James Turner writes for The Guardian on the need to open up the professions.

Unlocking the vice-like grip that the privileged classes have over the most influential positions in society would be some feat for a comprehensive schoolboy from Newcastle. But this is the task facing Alan Milburn as his panel on access to the professions launches its first report.

The evidence he faces is depressingly familiar. The Sutton Trust has long-charted the historic decline in social mobility, as well highlighting that opportunities to rise up the social ladder do not seem to have improved in more recent years, despite record investment. No wonder that in seven out of the nine professions we’ve studied, the majority of leading figures were educated in fee-paying schools.

One response is that inequalities in the professions are simply a function of inequalities in our education system. Elite universities, for example, provide a springboard to the most coveted careers, yet access to them is skewed towards the well-off, principally because these students perform better in exams. Addressing this will take more than a panel of experts reporting within a six-month timeframe.

But this is not the whole story. As the Trust’s submission to the Milburn commission makes clear, lower aspirations, a lack of contacts, poor advice and difficulties in accessing internships and postgraduate studies are all significant obstacles facing non-privileged youngsters getting on the first rungs of the professional ladder. And there are concrete steps that can be taken to improve things.

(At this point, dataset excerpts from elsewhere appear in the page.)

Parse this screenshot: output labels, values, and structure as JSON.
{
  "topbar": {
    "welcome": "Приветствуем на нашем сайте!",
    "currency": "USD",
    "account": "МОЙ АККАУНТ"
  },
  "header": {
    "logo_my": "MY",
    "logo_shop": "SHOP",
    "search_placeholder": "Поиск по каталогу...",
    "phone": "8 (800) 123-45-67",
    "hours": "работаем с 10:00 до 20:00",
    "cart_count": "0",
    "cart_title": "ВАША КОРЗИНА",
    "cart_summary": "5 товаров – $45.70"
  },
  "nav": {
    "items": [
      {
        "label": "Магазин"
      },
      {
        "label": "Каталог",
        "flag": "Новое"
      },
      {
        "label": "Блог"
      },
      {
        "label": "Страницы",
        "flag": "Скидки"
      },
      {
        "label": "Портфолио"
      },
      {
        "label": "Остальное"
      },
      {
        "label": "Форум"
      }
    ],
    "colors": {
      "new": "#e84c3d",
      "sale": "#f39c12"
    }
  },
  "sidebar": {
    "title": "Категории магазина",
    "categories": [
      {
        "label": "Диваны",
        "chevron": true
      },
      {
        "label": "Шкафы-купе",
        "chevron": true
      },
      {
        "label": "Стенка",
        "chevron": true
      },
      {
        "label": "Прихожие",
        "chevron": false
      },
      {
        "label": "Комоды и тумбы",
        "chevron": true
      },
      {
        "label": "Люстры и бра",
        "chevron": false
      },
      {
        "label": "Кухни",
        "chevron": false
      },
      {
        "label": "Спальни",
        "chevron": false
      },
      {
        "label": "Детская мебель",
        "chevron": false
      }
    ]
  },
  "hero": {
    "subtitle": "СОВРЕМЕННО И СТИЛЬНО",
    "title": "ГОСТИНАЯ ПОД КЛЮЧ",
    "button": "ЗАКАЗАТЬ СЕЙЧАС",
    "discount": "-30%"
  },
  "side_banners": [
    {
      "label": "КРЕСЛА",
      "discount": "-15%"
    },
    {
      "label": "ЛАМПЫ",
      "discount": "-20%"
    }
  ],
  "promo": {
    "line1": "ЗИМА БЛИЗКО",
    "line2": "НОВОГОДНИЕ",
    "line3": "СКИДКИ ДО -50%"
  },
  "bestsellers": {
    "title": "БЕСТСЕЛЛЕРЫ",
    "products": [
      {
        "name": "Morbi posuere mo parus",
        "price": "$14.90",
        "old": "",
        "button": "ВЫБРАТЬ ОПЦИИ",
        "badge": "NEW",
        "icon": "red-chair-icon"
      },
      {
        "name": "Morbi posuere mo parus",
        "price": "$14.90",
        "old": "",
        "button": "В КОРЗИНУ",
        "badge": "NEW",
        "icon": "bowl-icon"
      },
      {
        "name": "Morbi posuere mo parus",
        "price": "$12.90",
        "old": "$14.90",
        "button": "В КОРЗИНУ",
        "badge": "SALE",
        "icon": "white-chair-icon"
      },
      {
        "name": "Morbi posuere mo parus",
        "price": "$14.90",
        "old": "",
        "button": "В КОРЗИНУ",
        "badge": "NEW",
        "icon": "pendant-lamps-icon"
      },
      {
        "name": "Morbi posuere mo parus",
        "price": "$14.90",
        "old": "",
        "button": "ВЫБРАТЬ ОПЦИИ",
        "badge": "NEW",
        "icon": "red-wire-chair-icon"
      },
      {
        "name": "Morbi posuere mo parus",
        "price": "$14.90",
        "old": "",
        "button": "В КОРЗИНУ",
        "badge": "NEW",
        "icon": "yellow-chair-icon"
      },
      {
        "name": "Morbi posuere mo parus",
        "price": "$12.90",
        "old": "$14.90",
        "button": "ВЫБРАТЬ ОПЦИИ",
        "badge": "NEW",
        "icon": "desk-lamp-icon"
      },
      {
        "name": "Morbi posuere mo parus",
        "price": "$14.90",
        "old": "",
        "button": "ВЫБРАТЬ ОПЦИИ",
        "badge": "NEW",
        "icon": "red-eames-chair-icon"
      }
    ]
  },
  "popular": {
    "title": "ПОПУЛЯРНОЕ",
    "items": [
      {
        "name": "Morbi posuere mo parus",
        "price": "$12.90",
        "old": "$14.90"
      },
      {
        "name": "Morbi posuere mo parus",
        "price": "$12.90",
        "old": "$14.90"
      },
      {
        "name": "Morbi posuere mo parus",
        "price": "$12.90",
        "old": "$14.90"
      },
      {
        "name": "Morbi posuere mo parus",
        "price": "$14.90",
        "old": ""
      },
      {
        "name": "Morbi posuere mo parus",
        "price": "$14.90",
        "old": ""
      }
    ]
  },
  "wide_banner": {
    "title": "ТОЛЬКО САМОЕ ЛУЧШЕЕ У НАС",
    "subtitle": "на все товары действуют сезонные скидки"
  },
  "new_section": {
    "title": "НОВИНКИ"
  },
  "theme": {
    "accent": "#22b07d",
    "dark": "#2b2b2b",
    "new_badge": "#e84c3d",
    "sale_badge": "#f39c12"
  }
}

There is certainly a case for intervening early on, getting young people from poorer homes used to the idea that a professional career is for them, as well as improving guidance in schools so they know how to get there. State schools might also benefit from a national alumni programme to link pupils with successful professionals – something common in the private sector, which is better geared-up to exploiting the old-boy network.

Milburn is right to single out internships for particular scrutiny. For many professions, some experience on the “shop floor” is a necessity. But these opportunities are often informally organised, poorly paid (or not paid) and come about through personal links. This immediately disadvantages those from poorer and non-graduate homes and those who live outside the main urban areas, particularly London. Walk through parliament and you are more likely to meet a privileged intern from a US Ivy League college than a UK youngster from a modest background.

So work experience schemes need to be open and transparent and recruit the best young people, regardless of financial means. Importantly, those firms that run such programmes should be rewarded. The idea of a “social mobility charter mark” to recognise best practice could be good news for social mobility as well as making sound business sense. The possibility of one firm having such an award while a competitor did not would surely encourage companies to get their own house in order.

The panel should also consider extending the student financial support system to quality-assured internship schemes, as well as to key “gateway” postgraduate courses. These are increasingly important in many professions, yet remain a major hurdle for those from poorer backgrounds. How many aspiring journalists have been deterred because of the prohibitive costs of spending a year on a master’s course with no salary?

It would be foolish to think that Alan Milburn’s panel can reverse deep-rooted inequalities overnight. But a few bold steps and clear messages would be an important boost for social mobility. And as the decisions made in courtrooms, in parliament, in boardrooms and at newsdesks are so far-reaching, it is important to every one of us that the professional elites fully reflect the diversity of our society.